1. Introduction
lecture
Introduction to Statistical Learning in Python
Book: statlearning Github: https://github.com/bomtall/islp
Set up environment
Sort out python
Difference between Prediction and Inference
Given a setting where $Y = f(X) + \epsilon$ then there.
Prediction - Is building a blackbox $\hat{f}$ such that $\hat{f}(x)$ is close to $f(x)$ on a subdomain $\hat{X} \subset X$. For notation we have $\hat{Y} = \hat{f}(X)$.
Inference - This is the process of understanding the true form of $f$.
Accuracy
Reducible error - The difference between $\hat{f}(x) - f(x)$.
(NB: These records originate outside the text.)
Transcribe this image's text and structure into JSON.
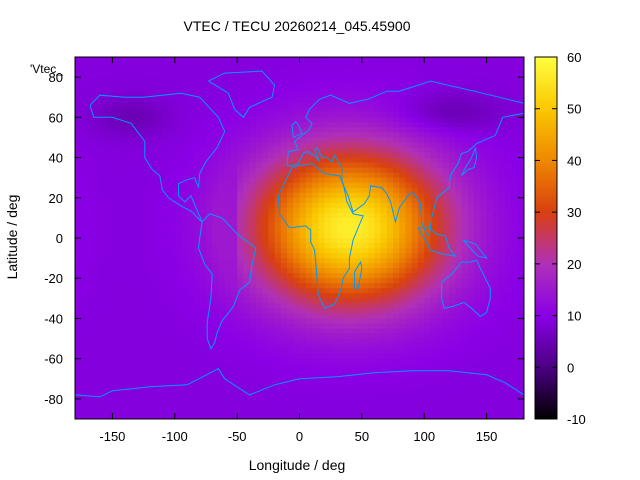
{
  "chart_data": {
    "type": "heatmap",
    "title": "VTEC / TECU 20260214_045.45900",
    "xlabel": "Longitude / deg",
    "ylabel": "Latitude / deg",
    "key_label": "'Vtec_",
    "xlim": [
      -180,
      180
    ],
    "ylim": [
      -90,
      90
    ],
    "xticks": [
      -150,
      -100,
      -50,
      0,
      50,
      100,
      150
    ],
    "yticks": [
      -80,
      -60,
      -40,
      -20,
      0,
      20,
      40,
      60,
      80
    ],
    "xtick_labels": [
      "-150",
      "-100",
      "-50",
      "0",
      "50",
      "100",
      "150"
    ],
    "ytick_labels": [
      "-80",
      "-60",
      "-40",
      "-20",
      "0",
      "20",
      "40",
      "60",
      "80"
    ],
    "colorbar": {
      "range": [
        -10,
        60
      ],
      "ticks": [
        -10,
        0,
        10,
        20,
        30,
        40,
        50,
        60
      ],
      "tick_labels": [
        "-10",
        "0",
        "10",
        "20",
        "30",
        "40",
        "50",
        "60"
      ],
      "colormap": [
        "#000000",
        "#4b0082",
        "#8a00e6",
        "#b030b8",
        "#d84010",
        "#ee8800",
        "#fac800",
        "#ffff40"
      ]
    },
    "field": {
      "background_tecu": 9,
      "peak_tecu": 57,
      "peak_lon": 40,
      "peak_lat": 5,
      "terminator_lon": -52,
      "description_note": ""
    },
    "coastline_color": "#0099ff"
  }
}
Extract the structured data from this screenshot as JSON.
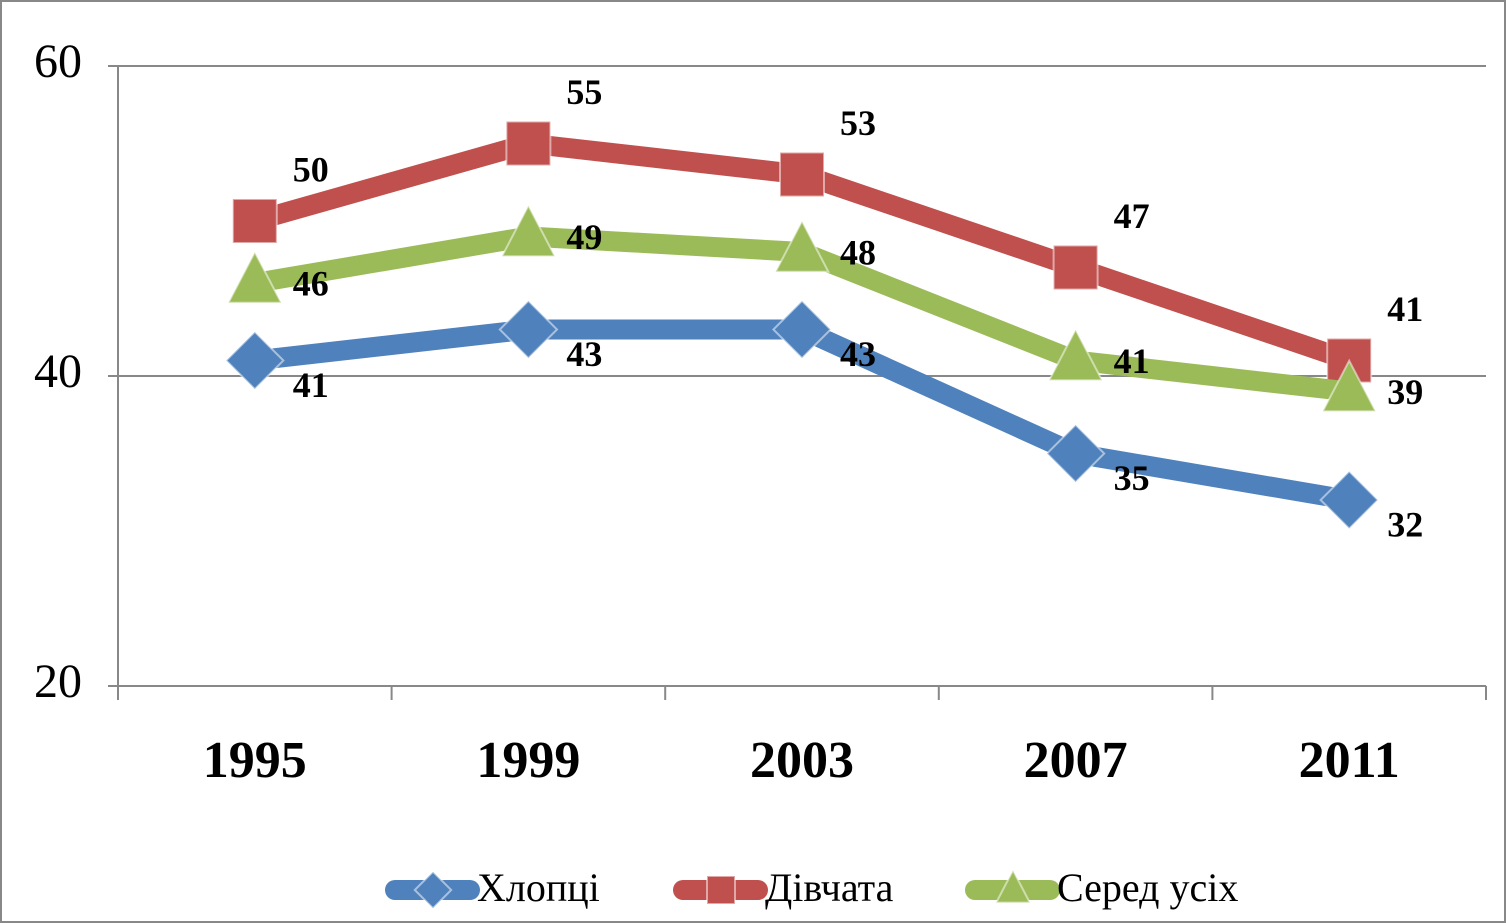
{
  "chart_data": {
    "type": "line",
    "categories": [
      "1995",
      "1999",
      "2003",
      "2007",
      "2011"
    ],
    "series": [
      {
        "name": "Хлопці",
        "color": "#4f81bd",
        "marker": "diamond",
        "values": [
          41,
          43,
          43,
          35,
          32
        ]
      },
      {
        "name": "Дівчата",
        "color": "#c0504d",
        "marker": "square",
        "values": [
          50,
          55,
          53,
          47,
          41
        ]
      },
      {
        "name": "Серед усіх",
        "color": "#9bbb59",
        "marker": "triangle",
        "values": [
          46,
          49,
          48,
          41,
          39
        ]
      }
    ],
    "ylim": [
      20,
      60
    ],
    "yticks": [
      20,
      40,
      60
    ],
    "grid": true,
    "legend": "bottom"
  }
}
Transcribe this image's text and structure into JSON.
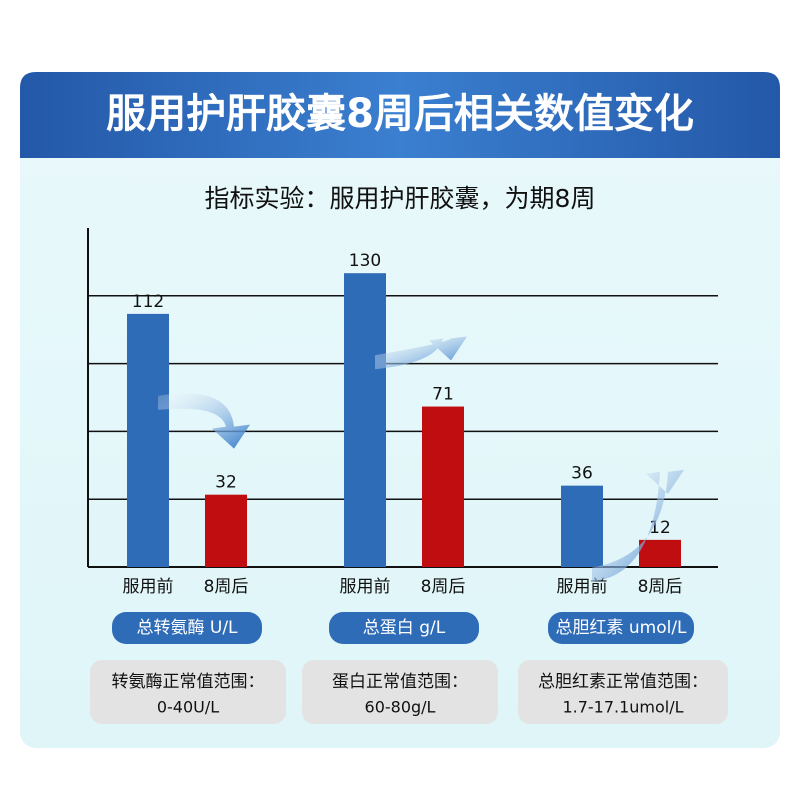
{
  "chart_data": {
    "type": "bar",
    "title": "服用护肝胶囊8周后相关数值变化",
    "subtitle": "指标实验：服用护肝胶囊，为期8周",
    "categories": [
      "总转氨酶 U/L",
      "总蛋白 g/L",
      "总胆红素 umol/L"
    ],
    "series": [
      {
        "name": "服用前",
        "color": "#2f6cb8",
        "values": [
          112,
          130,
          36
        ]
      },
      {
        "name": "8周后",
        "color": "#c00d10",
        "values": [
          32,
          71,
          12
        ]
      }
    ],
    "ylim": [
      0,
      150
    ],
    "yticks": [
      30,
      60,
      90,
      120
    ],
    "grid": true,
    "notes": [
      {
        "title": "转氨酶正常值范围：",
        "range": "0-40U/L"
      },
      {
        "title": "蛋白正常值范围：",
        "range": "60-80g/L"
      },
      {
        "title": "总胆红素正常值范围：",
        "range": "1.7-17.1umol/L"
      }
    ]
  }
}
Irreducible error - The $\epsilon$ coming from measurement, innate randomness, ….
Why is irreducible error larger than zero?
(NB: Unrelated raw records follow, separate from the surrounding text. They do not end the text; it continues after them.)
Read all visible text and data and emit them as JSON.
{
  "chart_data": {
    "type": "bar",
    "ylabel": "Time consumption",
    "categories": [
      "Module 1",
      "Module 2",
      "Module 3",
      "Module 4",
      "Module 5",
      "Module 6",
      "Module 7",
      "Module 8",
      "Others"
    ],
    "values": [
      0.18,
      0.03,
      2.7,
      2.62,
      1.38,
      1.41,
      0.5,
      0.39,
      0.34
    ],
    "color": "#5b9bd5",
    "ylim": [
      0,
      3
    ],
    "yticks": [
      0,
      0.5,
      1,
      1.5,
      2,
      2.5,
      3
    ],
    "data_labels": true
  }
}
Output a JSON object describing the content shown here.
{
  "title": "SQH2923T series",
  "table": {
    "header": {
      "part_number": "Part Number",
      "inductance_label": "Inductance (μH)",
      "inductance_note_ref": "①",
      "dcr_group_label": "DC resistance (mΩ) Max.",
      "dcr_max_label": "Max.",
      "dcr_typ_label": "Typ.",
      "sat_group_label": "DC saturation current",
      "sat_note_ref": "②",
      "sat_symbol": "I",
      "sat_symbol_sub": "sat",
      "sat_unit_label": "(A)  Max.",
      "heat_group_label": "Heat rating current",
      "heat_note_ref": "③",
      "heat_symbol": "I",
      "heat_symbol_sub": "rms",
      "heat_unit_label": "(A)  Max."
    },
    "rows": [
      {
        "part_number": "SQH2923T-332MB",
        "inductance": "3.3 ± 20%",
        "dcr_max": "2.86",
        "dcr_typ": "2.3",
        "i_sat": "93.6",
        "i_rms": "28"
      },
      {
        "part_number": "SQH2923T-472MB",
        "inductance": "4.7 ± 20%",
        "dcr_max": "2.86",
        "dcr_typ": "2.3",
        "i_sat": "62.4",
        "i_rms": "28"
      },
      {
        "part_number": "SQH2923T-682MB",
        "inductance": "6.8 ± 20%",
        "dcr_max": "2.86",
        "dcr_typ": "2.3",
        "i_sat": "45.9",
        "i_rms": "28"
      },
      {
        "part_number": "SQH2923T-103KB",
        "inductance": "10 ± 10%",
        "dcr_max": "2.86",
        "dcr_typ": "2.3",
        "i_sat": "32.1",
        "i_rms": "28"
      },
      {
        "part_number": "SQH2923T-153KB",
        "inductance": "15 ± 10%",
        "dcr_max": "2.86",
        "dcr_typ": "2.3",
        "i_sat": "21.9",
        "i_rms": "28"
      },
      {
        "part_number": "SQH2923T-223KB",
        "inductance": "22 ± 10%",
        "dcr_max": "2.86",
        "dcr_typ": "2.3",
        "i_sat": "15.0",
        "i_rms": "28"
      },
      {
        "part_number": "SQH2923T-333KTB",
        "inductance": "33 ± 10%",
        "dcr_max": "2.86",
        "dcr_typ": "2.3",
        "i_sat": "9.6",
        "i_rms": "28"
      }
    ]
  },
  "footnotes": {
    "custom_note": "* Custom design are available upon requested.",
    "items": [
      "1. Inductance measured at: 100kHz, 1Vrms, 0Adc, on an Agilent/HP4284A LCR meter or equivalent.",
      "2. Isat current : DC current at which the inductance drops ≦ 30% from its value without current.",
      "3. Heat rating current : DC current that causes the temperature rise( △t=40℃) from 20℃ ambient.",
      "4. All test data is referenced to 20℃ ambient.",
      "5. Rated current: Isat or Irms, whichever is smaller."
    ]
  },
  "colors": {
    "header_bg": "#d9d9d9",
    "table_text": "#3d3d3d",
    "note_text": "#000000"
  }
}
$$\mathbb{E}[(Y - \hat{Y})^2] = E(f(X) + \epsilon - \hat{f}(X)^2) = [f(X) - \hat{f}(X)] + Var(\epsilon)$$With the following assumptions.
- $Y = f(X) + \epsilon$
- $\hat{Y} = \hat{f}(X)$
- $\mathbb{E}(\hat{Y} - Y)$
- $\mathbb{E}[\epsilon] = 0$
Definition of mean squared error here:
$$MSE(y, \hat{f}(x)) = \frac{1}{n} \sum_{i=1}^n (y_i - \hat{f}(x_i))^2.$$What is bias?
How good can your model be given it is of a certain form.